Know the signs - Stroke can happen to anyone

Three New England stroke survivors are sharing their personal stories during Stroke Week (14 - 20 September) to prove anyone, no matter their age or walk of life, can have a stroke.

Joe Miller, Peter Draper and Kayla Brotherson lead very different lives but share something in common – they all experienced strokes but went on to make excellent recoveries because they, their family or friends recognised the signs of stroke early.

Joe Miller

Joe Miller, 59, was at the supermarket when talking became difficult and he felt weakness in one side of his body. He signalled a fellow shopper to call ‘000’. He was taken to Tamworth Hospital Emergency Department and it was found his stroke symptoms were subsiding. Tests revealed he was at risk of a second stroke, so he was admitted to the Acute Stroke Unit for further care. Joe was provided with stroke education and medication to reduce his chances of having another stroke. He’s made a full recovery and continues to work with Hunter New England Health as an Aboriginal Mental Health Coordinator.

Kayla Brotherson

Armidale’s Kayla Brotherson, 17, was at home with her boyfriend and mum in November 2013 when she suddenly experienced speech problems and weakness down the right side of her body. Recognising the signs of stroke, Kayla’s boyfriend raised the alarm and her mother called ‘000’. Paramedics took her directly to Tamworth Hospital Emergency Department for specialist care. After a neurological assessment and a CT Scan she was assessed as being eligible for thrombolysis – a drug infusion to dissolve the blood clot. She was admitted to the Tamworth Acute Stroke Unit for further assessment and rehabilitation and allowed to return home to Armidale a few days later. She received follow-up care from Armidale Stroke Care Coordinator Melissa Gill and the New England Brain Injury Rehabilitation Service. Kayla is now newly engaged and working part time at a local childcare centre.

Peter Draper

Peter Draper, 57, was in the middle of a busy political campaign, running for State Parliament when he suffered the signs and symptoms of a stroke - mild facial droop, problems with his eyesight and changed speech. He was at the Niangala Prawn and Chicken Night in March this year when he told his wife that something was wrong. A nurse and occupational therapist attending the dinner recognised the signs of stroke and called an Ambulance which met them at the bottom of the Port Stephens Cutting. Tamworth Hospital neurologist Dr James Hughes met Peter at the Tamworth Hospital Emergency Department where Peter was deemed eligible for thrombolysis and was given the infusion that opened up the artery in his brain and restored blood flow.
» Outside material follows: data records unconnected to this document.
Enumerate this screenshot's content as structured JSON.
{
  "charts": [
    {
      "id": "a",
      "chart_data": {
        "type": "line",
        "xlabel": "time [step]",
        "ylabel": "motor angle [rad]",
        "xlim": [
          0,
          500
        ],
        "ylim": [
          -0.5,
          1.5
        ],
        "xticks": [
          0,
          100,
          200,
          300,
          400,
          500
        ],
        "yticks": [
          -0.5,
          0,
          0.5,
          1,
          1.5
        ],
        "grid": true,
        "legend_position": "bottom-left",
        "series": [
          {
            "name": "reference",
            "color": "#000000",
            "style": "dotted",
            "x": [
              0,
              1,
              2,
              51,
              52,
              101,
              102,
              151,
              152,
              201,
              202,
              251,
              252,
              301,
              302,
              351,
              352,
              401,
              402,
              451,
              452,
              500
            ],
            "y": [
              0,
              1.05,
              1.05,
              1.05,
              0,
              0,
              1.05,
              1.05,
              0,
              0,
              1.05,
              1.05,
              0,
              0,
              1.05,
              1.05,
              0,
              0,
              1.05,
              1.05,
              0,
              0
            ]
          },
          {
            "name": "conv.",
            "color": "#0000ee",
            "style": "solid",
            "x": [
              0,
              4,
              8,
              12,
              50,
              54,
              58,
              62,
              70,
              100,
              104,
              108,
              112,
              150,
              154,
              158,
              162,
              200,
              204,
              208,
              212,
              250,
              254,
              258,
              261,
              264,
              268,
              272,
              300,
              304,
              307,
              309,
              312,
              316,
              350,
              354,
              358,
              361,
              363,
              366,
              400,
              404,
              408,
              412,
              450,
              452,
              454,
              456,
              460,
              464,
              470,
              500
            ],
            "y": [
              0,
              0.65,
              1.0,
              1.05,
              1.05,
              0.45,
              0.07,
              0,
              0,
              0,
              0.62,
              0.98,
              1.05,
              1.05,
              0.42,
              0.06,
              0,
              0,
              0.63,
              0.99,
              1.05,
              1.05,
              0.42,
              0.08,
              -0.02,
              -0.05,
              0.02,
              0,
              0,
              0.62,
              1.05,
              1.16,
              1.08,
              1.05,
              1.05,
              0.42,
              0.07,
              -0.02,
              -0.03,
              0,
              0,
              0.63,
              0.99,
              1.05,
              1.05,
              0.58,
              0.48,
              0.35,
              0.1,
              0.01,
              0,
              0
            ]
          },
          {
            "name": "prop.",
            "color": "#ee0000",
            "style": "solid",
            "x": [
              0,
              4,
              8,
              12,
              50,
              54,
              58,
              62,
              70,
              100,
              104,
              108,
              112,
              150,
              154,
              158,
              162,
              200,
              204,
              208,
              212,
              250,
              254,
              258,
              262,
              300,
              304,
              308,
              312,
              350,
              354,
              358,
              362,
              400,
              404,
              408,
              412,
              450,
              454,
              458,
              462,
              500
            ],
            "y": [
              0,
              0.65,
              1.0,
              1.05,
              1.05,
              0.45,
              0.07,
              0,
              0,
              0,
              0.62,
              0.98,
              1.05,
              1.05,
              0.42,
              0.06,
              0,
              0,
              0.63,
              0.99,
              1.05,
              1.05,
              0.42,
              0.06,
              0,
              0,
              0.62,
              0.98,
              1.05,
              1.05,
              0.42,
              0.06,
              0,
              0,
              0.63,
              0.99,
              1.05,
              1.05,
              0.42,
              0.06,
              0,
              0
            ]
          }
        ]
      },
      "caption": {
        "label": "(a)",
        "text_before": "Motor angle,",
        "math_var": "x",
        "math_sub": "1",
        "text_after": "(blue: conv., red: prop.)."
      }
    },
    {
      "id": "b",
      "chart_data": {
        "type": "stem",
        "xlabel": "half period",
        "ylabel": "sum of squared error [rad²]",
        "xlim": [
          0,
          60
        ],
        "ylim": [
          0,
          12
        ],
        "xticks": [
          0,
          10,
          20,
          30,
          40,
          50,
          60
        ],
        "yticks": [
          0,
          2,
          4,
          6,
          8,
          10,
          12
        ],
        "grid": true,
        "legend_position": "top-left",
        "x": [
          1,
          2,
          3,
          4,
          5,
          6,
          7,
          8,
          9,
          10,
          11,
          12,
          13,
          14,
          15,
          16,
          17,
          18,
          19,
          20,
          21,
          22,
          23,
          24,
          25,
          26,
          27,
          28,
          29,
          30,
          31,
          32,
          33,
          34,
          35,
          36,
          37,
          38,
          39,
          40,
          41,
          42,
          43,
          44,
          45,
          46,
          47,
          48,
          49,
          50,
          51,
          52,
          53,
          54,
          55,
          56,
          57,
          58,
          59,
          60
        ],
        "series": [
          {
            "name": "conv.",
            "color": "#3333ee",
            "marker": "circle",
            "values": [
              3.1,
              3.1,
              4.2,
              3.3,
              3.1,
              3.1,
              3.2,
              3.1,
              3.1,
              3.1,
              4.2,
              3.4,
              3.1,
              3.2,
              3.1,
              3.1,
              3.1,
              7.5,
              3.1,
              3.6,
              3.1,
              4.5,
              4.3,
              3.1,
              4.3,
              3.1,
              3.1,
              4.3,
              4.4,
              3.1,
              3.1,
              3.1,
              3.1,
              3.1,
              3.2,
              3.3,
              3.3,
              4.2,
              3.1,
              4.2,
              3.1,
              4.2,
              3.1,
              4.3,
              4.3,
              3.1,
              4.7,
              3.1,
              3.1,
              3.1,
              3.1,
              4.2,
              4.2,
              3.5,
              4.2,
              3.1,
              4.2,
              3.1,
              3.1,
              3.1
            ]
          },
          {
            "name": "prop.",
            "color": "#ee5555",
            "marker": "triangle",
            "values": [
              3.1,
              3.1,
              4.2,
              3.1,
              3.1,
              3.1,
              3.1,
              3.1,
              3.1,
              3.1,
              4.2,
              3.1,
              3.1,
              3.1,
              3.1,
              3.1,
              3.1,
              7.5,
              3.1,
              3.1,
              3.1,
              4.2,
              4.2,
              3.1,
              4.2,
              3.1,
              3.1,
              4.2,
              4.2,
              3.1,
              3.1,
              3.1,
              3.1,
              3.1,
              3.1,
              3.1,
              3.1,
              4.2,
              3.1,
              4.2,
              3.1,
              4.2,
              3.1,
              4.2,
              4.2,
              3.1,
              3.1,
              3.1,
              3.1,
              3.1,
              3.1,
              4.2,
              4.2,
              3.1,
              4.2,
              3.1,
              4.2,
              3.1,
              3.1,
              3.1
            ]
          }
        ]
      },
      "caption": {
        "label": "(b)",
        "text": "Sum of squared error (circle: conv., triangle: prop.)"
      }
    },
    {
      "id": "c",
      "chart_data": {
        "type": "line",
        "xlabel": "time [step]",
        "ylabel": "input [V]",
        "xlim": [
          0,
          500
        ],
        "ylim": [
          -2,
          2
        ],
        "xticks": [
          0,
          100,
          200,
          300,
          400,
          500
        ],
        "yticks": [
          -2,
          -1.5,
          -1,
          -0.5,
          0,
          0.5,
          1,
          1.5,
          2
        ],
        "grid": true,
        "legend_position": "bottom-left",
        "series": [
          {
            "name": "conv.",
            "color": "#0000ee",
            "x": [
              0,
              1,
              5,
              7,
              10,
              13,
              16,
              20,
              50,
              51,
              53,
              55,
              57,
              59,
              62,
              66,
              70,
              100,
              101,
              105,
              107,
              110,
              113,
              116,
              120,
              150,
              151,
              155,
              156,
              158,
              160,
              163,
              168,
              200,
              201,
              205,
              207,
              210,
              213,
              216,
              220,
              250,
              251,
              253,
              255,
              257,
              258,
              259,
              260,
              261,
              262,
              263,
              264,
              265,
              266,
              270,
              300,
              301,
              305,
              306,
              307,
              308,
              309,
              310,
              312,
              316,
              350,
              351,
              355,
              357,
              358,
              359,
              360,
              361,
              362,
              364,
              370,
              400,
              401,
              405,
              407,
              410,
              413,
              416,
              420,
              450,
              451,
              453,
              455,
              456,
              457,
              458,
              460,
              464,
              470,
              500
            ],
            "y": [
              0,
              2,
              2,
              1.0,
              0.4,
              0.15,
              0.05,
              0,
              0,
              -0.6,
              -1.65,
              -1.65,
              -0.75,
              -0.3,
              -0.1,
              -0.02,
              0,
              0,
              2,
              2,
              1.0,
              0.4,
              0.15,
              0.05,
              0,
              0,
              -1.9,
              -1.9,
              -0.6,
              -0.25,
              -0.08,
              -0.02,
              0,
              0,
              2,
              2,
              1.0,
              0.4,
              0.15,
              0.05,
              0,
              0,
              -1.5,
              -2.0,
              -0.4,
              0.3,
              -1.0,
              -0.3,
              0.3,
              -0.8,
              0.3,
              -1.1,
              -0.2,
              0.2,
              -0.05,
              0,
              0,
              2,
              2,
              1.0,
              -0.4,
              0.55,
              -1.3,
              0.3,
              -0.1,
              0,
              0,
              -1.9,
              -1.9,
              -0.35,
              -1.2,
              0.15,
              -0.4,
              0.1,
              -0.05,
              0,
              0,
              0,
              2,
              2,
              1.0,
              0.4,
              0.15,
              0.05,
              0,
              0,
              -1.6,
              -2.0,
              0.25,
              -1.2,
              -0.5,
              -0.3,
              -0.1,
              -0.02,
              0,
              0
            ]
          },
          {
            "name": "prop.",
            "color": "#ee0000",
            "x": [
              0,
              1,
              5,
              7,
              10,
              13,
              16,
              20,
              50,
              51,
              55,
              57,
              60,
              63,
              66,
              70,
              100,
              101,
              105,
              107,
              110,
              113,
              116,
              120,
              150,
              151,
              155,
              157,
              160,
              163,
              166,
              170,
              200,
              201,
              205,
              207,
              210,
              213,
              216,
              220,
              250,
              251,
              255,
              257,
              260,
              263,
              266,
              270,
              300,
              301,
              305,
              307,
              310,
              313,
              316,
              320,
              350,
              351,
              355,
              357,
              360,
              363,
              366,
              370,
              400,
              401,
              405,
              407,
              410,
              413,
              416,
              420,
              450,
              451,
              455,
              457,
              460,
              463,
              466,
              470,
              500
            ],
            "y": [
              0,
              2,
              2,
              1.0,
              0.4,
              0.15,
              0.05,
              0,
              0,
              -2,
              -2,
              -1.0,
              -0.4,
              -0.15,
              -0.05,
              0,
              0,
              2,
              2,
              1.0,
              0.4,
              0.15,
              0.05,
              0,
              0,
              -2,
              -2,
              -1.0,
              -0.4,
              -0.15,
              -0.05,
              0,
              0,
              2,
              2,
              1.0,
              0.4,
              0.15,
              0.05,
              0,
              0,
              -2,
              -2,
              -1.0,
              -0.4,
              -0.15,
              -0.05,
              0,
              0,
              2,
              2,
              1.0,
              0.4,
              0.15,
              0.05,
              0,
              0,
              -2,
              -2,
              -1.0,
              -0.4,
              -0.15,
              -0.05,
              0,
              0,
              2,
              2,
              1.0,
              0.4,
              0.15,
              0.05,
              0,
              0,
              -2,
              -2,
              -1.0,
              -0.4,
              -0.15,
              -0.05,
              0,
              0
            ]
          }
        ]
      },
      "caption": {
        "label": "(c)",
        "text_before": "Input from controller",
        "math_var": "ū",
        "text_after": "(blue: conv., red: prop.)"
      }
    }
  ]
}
Peter made a rapid recovery; he stated that towards the end of the infusion he could feel “everything clicking back into place and becoming normal again”. Peter was admitted to hospital for two days before getting straight back into his campaign.

Tamworth Stroke Care Co-ordinator Rachel Peake said their stories prove how important it is for everyone to learn the signs of stroke.

“The effect of a stroke can be vast and may affect a person’s ability to move, think, speak, swallow or to see the world around them,” Ms Peake said.

“Severe stroke can result in death or major physical or mental disability.

“It’s important to act FAST in an emergency – this stands for Face, Arms, Speech and Time which are the clearest signs someone is having a stroke.”

  • Face – Check their face. Has their mouth drooped?
  • Arms – Can they lift both arms?
  • Speech – Is their speech slurred? Do they understand you?
  • Time – Time is critical. If you see any of these signs, call ‘000’ now.

“The good news is that many stroke patients can receive life-saving treatment if they make it to hospital quickly,” Ms Peake said.

“Recognising the signs of a stroke early provides greater opportunity for patients to receive Thrombolysis - a ‘clot-busting’ drug that dissolves the blood clot and slows damage to the brain.

“Thrombolysis can restore blood supply to the brain, saving lives and reducing the level of disability, but it doesn’t work for all strokes,” Ms Peake said.

“Thrombolysis must be delivered within 4.5 hours of the onset of stroke, pending assessment of CT scans and expert review by a neurologist.”